Investment costs may include acquisition of private property, scientific research and environmental monitoring, removal of pollutants, translocation of species, and compensation to local resource users for any reduction in their existing economic rights. Establishing an acceptable balance or rebalancing regulations, interests, risks and vulnerabilities is a key challenge, especially as the respective remediation costs may range from a few thousands to hundreds of millions of euros annually and the ownership of the problem (contaminated soil) and beneficiaries of decontaminated land do not always coincide. At the same time, the re-use of the restored land and potential respective business models may also become an object of conflict between interest groups seeking a balance between revenues that may be generated against business investment cost and welfare gains. Combined with the large investments needs, co-creating and co-deciding the way forward amongst actors and stakeholders related to the respective sites, becomes imperative as is the need to co-understand, co-design, co-fund/finance and, ultimately, co-realize business models capable to regenerate soil, land and sites livelihood. This is especially important in regions affected by the green transition. Additionally, the decontamination and reclamation of contaminated lands across Europe regains all its importance and relevance in view of the food crisis caused by the war in Ukraine.
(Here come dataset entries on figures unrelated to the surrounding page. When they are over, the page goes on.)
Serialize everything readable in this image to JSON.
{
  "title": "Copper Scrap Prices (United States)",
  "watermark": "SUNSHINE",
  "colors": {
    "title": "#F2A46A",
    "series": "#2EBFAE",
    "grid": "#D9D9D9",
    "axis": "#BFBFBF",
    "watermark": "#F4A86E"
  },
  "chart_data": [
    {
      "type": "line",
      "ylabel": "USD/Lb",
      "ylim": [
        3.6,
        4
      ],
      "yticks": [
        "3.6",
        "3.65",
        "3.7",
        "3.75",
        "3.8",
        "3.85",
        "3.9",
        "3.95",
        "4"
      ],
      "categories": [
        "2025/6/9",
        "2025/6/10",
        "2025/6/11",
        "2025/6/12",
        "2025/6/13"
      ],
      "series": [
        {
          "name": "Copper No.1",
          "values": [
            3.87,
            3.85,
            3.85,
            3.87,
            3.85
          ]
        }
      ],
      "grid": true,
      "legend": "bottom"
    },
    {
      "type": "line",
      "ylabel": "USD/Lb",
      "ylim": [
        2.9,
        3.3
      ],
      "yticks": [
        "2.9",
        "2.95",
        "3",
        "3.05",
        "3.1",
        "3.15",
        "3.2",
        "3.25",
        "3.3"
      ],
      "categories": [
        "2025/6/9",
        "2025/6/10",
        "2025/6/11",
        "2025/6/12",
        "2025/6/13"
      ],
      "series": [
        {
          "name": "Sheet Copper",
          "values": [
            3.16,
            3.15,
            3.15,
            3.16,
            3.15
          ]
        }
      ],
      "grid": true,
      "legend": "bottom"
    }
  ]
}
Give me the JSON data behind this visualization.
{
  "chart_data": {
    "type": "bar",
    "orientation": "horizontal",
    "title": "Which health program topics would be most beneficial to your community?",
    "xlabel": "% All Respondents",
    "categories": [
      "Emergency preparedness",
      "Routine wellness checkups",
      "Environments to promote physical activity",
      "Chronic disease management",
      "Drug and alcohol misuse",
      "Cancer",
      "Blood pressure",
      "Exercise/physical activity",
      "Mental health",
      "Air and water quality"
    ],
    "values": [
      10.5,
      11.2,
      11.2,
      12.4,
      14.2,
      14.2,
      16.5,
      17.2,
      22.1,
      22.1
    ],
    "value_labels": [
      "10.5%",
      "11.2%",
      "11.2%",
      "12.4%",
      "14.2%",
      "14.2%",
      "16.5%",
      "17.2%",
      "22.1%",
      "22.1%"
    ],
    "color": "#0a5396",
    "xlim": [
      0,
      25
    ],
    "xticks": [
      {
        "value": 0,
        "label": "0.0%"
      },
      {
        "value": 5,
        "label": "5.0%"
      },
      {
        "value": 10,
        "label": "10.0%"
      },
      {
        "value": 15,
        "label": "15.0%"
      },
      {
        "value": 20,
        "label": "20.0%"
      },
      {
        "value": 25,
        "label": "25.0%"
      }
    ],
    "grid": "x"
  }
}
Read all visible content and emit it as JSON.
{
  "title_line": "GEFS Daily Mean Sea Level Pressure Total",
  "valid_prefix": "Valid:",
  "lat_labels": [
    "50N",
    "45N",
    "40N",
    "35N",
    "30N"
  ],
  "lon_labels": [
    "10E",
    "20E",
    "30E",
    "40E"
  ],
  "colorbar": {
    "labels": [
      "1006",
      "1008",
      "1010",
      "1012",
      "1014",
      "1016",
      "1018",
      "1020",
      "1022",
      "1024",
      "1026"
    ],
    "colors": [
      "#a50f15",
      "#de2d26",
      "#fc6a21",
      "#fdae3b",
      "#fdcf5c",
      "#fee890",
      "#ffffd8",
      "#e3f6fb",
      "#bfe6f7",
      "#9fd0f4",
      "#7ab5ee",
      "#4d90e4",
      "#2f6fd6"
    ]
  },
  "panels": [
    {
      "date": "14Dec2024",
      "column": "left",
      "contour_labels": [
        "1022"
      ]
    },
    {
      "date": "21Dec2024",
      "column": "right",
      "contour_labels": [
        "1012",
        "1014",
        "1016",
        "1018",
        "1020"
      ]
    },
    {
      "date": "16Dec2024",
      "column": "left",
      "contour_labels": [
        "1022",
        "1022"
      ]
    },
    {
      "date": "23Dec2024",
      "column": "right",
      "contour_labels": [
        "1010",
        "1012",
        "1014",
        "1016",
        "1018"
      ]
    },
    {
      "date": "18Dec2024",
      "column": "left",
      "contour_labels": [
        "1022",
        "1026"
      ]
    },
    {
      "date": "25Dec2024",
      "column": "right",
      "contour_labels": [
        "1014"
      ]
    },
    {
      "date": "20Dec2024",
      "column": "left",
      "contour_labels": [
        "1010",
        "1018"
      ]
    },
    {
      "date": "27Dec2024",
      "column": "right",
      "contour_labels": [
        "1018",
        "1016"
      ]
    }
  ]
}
Interestingly, important financial instruments for the delivery of public good assets, investments and benefits have been widely applied and promoted during the last three decades with the involvement of the private sector, such as Public-Private Partnerships or crowdfunding depending on the business models applied. These models supported government budgets and brought forward public investments which otherwise would only be possible in the long-term future. However, such models, justified as support to the public sector, have limited applicability when addressing the need to restore land contaminated by industrial activity, often caused by over-exploitation of natural resource and poorly applied “polluter pays” principle. To this end new Funding and Financial models need to be proposed and tested which endorse the differing aspirations of stakeholders especially with respect to short-, medium- and long-term and inter-generational returns and opportunities. SOiLVER has identified the pressing need of addressing soil remediation in a holistic way through the co-creation of accepted solutions and strategies for decontamination, the co-development of business models for land re-use supported by co-structuring of site-specific financing models through the LLs approach. SOiLVER ambitions to establish a holistic approach supported by a novel technological platform, which will function as a robust decision facilitating tool for soil remediation and reactivation of degraded sites in urban, peri-urban and rural areas. SOiLVER will facilitate all relevant stakeholders towards prioritisation of soil pollution and optimum selection of site-specific soil remediation and reactivation approaches. SOiLVER will be validated in 6 pilot sites and the generation of a Soil Hub in each site is foreseen to bring together policy-makers, scientists, urban planners, citizens, local communities, and land owners. The goal is to provide a one-stop shop for all private or public bodies, organizations, cities/municipalities and local inhabitants involved in soil remediation. SOiLVER aspires to become the building block for the implementation of soil remediation projects and act as the main enabler for the initiation of LLs targeting soil restoration across EU, in line with the European Soil Mission objectives.